Ever feel like you’re wearing a permanent costume? I don’t know why in the past it’s been so difficult for me to accept that my body is actually mine and not that of someone else. My shape was temporarily on me, but not me. Just to be clear: I didn’t hate my body. I felt surprisingly sexy at 15+ my “normal” weight. I just didn’t think it was really me. I would look at women who were probably my size or shape and view them as sexy, but I couldn’t see that as my own “real” size.
I didn’t mind my body because I thought of it as temporary. I looked at is as something that wasn’t really me. Because the change in my size would happen so quickly, I didn’t have time to adjust to new representations. In my mind I was really ten pounds smaller, but I just happened to be walking around heavier today, all week, and, really, for the last year.

Despite my slight delusion, I didn’t lack confidence. There is something surprisingly empowering about living in the Sunshine State. Florida gives the gift of year-round dress-wearing weather. For those of us that are either a) small-waisted but round-bottomed, b) uncomfortable in shorts, or c) partial to simple, but sunny, clothing, the ability to wear dresses year round is phenomenal. It allows women of all sizes to be as feminine, curvy, dressed up, or casual as they please.
Acknowledging the fact that sometimes a drastic change in body weight (and fat) is scary, risky, and unhealthy, I can say that I am, generally speaking, healthy. And, personally, the benefit of dress-wearing weather is that I can swing within a 15-pound range (yup) and still feel smart, sexy, attractive, and confident regardless of where I sit on the scale.
Then one day I had an epiphany.
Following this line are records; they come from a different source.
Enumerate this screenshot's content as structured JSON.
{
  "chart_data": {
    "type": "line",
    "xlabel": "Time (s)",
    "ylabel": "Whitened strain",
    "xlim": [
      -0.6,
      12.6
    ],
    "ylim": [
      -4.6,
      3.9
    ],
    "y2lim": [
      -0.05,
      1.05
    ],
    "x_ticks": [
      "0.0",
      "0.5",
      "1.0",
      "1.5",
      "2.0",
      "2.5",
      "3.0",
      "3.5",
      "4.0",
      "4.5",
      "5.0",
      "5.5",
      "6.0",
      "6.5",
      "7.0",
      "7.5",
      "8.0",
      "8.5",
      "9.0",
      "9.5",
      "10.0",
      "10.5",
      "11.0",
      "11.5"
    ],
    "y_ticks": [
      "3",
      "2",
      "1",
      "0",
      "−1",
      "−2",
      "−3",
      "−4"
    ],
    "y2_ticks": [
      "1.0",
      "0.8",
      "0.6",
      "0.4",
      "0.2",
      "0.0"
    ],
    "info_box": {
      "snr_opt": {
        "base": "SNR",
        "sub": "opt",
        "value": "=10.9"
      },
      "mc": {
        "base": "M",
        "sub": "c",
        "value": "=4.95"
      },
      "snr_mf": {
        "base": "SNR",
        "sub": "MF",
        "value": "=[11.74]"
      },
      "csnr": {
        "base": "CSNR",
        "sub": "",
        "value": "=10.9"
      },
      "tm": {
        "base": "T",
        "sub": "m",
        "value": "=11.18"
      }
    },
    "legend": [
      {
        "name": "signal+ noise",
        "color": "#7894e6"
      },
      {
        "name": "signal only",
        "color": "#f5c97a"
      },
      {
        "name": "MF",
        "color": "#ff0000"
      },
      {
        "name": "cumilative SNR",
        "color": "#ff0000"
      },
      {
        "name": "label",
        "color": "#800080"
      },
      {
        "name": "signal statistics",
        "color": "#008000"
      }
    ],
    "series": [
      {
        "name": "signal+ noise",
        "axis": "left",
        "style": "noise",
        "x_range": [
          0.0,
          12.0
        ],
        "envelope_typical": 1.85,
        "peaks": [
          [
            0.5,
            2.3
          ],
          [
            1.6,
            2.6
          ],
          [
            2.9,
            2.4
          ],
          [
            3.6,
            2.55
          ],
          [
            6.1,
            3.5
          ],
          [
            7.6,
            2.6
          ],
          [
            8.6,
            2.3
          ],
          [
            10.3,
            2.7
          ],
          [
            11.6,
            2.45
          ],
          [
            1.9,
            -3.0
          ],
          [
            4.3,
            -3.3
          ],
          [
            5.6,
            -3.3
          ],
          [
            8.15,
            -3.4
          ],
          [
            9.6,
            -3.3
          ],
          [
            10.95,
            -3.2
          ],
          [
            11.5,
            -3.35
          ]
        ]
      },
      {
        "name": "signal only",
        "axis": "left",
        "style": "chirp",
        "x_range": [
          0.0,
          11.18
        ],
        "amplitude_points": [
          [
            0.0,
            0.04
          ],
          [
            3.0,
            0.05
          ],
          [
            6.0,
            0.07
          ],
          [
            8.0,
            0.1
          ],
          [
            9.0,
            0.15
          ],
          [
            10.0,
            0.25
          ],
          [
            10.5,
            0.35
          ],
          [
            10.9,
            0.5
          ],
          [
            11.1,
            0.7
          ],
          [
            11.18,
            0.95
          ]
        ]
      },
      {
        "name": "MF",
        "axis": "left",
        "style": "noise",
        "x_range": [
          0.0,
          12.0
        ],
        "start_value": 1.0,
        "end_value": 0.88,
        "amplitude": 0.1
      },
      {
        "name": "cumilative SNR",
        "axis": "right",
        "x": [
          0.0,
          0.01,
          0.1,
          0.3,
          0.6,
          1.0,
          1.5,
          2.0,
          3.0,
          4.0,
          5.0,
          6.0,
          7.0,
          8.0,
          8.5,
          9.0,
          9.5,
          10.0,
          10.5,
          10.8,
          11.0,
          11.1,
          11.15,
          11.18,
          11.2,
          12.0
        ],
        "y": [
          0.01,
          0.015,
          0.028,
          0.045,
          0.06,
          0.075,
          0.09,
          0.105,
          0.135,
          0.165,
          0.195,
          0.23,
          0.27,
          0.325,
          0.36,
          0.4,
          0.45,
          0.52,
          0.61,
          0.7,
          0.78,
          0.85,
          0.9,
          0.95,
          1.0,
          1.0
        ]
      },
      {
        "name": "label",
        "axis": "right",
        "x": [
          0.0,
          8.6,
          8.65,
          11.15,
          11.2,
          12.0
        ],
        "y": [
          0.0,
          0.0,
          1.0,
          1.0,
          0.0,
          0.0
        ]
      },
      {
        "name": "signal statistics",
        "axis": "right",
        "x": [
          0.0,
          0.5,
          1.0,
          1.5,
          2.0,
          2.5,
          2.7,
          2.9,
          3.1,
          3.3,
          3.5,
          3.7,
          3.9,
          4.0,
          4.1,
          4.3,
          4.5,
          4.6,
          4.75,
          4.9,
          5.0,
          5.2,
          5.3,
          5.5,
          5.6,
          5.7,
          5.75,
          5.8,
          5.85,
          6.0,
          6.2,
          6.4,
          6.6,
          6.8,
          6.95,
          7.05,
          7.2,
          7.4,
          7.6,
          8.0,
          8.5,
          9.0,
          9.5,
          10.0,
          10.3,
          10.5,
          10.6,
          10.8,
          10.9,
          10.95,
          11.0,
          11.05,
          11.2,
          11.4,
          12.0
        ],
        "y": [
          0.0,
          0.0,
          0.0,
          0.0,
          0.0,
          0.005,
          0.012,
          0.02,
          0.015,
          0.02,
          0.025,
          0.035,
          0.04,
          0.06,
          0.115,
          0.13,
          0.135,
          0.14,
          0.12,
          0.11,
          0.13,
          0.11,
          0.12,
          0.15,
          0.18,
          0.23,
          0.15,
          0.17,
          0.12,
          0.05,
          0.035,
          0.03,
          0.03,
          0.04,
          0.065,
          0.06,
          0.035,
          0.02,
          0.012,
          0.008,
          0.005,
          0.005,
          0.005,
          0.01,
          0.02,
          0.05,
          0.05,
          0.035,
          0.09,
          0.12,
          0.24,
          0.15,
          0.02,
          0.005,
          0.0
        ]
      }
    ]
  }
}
I looked at my naked form and realized that it had basically been my size for the last year, and, thus, was probably accurate. I had been considering my form rented, but it was actually me. There was a blessing, a calm, not just in standing up for my body, but in considering it mine for life, rather than something on loan. At this very size, shape, and tone.
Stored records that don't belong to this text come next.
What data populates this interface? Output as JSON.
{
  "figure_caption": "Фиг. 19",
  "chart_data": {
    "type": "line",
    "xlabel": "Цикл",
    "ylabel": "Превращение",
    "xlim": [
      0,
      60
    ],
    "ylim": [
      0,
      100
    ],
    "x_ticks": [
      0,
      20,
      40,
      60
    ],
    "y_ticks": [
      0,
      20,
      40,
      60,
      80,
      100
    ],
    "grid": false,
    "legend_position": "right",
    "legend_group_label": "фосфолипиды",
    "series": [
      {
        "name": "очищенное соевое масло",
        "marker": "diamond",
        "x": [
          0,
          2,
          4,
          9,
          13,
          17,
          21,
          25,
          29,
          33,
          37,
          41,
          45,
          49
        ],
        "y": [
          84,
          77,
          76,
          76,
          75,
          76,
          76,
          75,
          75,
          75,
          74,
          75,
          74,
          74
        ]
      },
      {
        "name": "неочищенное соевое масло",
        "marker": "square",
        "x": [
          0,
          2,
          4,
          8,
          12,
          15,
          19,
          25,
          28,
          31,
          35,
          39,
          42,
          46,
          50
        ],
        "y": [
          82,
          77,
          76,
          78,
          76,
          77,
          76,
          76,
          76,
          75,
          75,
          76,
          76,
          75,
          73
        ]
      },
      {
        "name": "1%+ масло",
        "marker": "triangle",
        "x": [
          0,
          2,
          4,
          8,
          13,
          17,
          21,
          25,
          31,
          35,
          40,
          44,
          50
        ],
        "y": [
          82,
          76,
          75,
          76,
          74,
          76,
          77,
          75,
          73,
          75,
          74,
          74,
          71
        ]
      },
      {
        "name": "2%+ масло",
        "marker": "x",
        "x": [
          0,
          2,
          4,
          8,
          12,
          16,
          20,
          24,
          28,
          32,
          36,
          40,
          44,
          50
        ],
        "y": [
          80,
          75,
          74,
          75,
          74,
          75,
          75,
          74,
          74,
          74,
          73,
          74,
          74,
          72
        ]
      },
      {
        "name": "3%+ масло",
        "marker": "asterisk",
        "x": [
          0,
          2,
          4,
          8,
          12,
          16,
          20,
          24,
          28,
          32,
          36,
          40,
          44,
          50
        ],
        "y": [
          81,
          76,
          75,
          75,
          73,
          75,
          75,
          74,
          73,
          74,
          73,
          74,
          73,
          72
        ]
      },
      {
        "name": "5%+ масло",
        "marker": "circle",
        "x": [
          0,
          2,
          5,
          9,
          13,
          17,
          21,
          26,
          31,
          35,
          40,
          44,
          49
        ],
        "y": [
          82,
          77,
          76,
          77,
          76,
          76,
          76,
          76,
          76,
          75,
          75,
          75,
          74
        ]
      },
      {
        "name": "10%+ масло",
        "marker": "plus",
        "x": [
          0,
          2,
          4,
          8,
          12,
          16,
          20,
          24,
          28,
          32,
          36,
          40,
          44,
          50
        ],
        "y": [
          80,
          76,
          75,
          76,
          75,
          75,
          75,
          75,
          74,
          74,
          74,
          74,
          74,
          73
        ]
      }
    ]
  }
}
This seems straightforward, but it was humbling and quite amusing to realize that I hadn’t been thinking of my body this way. And while I am simultaneously appreciative of being able to feel sexy and confident and attractive and worthy (though those terms aren’t mutually exclusive) at this “new” size, I am even more grateful for this second shift in mindset. For the instant magic of looking at my body in the mirror not as an odd costume that just appeared on my frame one day, but actually as my own body. It was a change from a mentality I didn’t even know I was harboring.
Of course, it hadn’t really been an instant shift, but a pinnacle of preceding mentalities. Of energy put into loving and appreciating myself. Of understanding that eating better may lead to weight loss, or it may not. Of not looking at my body critically, but in really smiling in amusement at how it’s changed.
And with this realization, I laughed loudly. I wasn’t fighting my body as if it were a parasite. It was mine, and it made sense, given my change in lifestyle, exercise, and eating choices. It was an adequate representation, though not the sole representation, of me. It is not rented; it is owned. And I love it.